Stronger demand from the world’s second-biggest gold consumer could support the global bullion price, which is trading near its highest in 8-1/2 months.
“Overall demand is seen promising since rate hike uncertainty is behind us,” Somasundaram PR, managing director of the WGC’s Indian operations, told Reuters.
The Federal Reserve raised U.S. rates for the first time in nearly a decade in December, and is expected to hike rates gradually going forward.
“There are strong tailwinds for demand in India.

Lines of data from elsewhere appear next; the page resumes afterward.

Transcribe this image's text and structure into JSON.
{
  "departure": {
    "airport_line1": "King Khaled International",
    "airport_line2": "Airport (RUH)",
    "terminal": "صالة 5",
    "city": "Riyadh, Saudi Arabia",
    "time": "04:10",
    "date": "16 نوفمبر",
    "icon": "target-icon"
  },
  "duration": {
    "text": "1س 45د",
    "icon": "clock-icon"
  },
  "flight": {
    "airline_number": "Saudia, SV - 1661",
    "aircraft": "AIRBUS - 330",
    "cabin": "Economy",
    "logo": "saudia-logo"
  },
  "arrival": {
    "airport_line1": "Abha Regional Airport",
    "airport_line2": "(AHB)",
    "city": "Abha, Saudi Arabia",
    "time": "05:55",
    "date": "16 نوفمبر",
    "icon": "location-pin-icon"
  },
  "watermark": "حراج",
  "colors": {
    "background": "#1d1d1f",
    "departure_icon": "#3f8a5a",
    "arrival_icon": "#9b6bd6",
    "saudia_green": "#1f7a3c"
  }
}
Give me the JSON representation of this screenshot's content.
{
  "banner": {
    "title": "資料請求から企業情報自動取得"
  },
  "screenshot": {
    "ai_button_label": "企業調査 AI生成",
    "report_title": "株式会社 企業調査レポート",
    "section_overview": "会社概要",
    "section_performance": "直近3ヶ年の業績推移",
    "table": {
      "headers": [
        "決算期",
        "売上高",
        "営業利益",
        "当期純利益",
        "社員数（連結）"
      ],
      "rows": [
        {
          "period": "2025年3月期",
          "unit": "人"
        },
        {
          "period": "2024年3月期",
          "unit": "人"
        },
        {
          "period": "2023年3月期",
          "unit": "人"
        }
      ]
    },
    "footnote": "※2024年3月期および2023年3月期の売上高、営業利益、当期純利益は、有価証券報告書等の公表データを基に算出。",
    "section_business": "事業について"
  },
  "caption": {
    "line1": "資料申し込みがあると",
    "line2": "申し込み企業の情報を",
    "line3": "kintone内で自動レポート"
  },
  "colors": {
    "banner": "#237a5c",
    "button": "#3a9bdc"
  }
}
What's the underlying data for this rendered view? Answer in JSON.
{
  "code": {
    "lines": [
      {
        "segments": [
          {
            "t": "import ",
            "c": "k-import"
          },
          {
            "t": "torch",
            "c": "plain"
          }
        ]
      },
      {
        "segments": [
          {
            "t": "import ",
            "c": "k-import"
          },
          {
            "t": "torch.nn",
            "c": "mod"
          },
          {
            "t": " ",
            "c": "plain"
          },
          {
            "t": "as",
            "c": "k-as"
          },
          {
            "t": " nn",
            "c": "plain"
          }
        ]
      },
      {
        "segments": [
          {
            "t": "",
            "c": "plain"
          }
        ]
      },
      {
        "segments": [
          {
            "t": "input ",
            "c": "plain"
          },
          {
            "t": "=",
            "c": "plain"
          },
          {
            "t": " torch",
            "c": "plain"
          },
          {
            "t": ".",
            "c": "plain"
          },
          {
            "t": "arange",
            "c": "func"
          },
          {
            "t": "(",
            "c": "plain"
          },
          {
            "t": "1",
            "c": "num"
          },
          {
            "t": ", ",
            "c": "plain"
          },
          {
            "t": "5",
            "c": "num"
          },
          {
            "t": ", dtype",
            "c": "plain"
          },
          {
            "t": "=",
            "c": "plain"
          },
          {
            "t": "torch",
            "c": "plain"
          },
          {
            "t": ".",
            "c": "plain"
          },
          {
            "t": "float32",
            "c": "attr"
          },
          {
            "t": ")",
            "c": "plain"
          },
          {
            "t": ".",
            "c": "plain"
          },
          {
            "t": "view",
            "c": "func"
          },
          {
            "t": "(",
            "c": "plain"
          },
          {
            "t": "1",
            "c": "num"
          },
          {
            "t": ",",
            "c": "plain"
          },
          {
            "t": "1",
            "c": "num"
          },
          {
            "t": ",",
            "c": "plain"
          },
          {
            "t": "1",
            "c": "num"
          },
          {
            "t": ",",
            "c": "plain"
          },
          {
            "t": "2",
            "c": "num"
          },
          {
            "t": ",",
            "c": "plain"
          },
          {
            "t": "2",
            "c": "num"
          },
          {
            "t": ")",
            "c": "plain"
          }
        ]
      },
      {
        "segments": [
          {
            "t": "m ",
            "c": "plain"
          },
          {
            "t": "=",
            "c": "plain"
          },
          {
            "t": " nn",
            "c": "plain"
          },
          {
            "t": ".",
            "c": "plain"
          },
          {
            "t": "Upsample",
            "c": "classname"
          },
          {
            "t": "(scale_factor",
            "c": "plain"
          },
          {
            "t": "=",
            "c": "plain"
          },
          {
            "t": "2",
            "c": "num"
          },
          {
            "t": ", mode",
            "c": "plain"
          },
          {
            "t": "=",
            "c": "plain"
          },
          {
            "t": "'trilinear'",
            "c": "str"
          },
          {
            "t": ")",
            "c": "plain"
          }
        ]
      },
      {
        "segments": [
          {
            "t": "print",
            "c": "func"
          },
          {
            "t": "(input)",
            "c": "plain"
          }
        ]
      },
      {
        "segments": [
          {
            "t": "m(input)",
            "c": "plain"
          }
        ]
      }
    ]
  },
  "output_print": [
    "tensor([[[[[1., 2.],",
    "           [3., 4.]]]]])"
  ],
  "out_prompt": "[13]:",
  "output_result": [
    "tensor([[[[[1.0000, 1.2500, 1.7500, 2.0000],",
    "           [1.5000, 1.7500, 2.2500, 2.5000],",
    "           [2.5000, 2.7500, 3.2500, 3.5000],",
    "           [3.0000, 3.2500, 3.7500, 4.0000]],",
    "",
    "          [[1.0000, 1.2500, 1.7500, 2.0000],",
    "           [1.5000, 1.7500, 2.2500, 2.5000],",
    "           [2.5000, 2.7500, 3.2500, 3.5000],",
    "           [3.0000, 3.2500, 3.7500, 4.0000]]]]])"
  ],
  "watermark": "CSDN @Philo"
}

What is happening in the stock market is good for gold demand,” Somasundaram said.
Indian gold prices have risen 15 percent so far in 2016, while India’s broader Nifty has dropped nearly 10 percent.
In 2015, Indian demand rose 2 percent from a year before to 848.9 tonnes, WGC data released on Thursday showed.
The increase comes even as total global gold consumption was little changed in 2015, the report showed.
WGC said Indian demand got a boost from an increase in jewellery sales despite adverse weather conditions and a squeeze on rural incomes.
The earnings of millions of farmers were curtailed by the first back-to-back drought in the country in nearly three decades. Rural demand for gold accounts for nearly two-thirds of India’s total.
India’s jewellery demand in 2015 was the highest since 2010 and the third highest year on record, but the outlook was cautious, WGC said.
“There are reasons to adopt a cautious outlook as we head into 2016: rural incomes continue to feel the squeeze from rising inflation and weather-related crop damage,” the report said.
Somasundaram said gold smuggling in the country is likely to fall “significantly” in 2016, after dropping by 75 tonnes last year to 100 tonnes.
Gold smuggling started rising from mid-2013 as India raised import duties on gold to a record high to narrow the current account deficit and arrest a free-fall in the currency following heavy buying of the metal, a traditional store of wealth for millions of poor and rich Indians.
India remained the second biggest consumer of gold in 2015 after China, where demand last year rose 3 percent to 984.5 tonnes. While jewellery demand in China eased due to a slowing economy, investment demand climbed as a weakening currency triggered demand for gold bars and coins.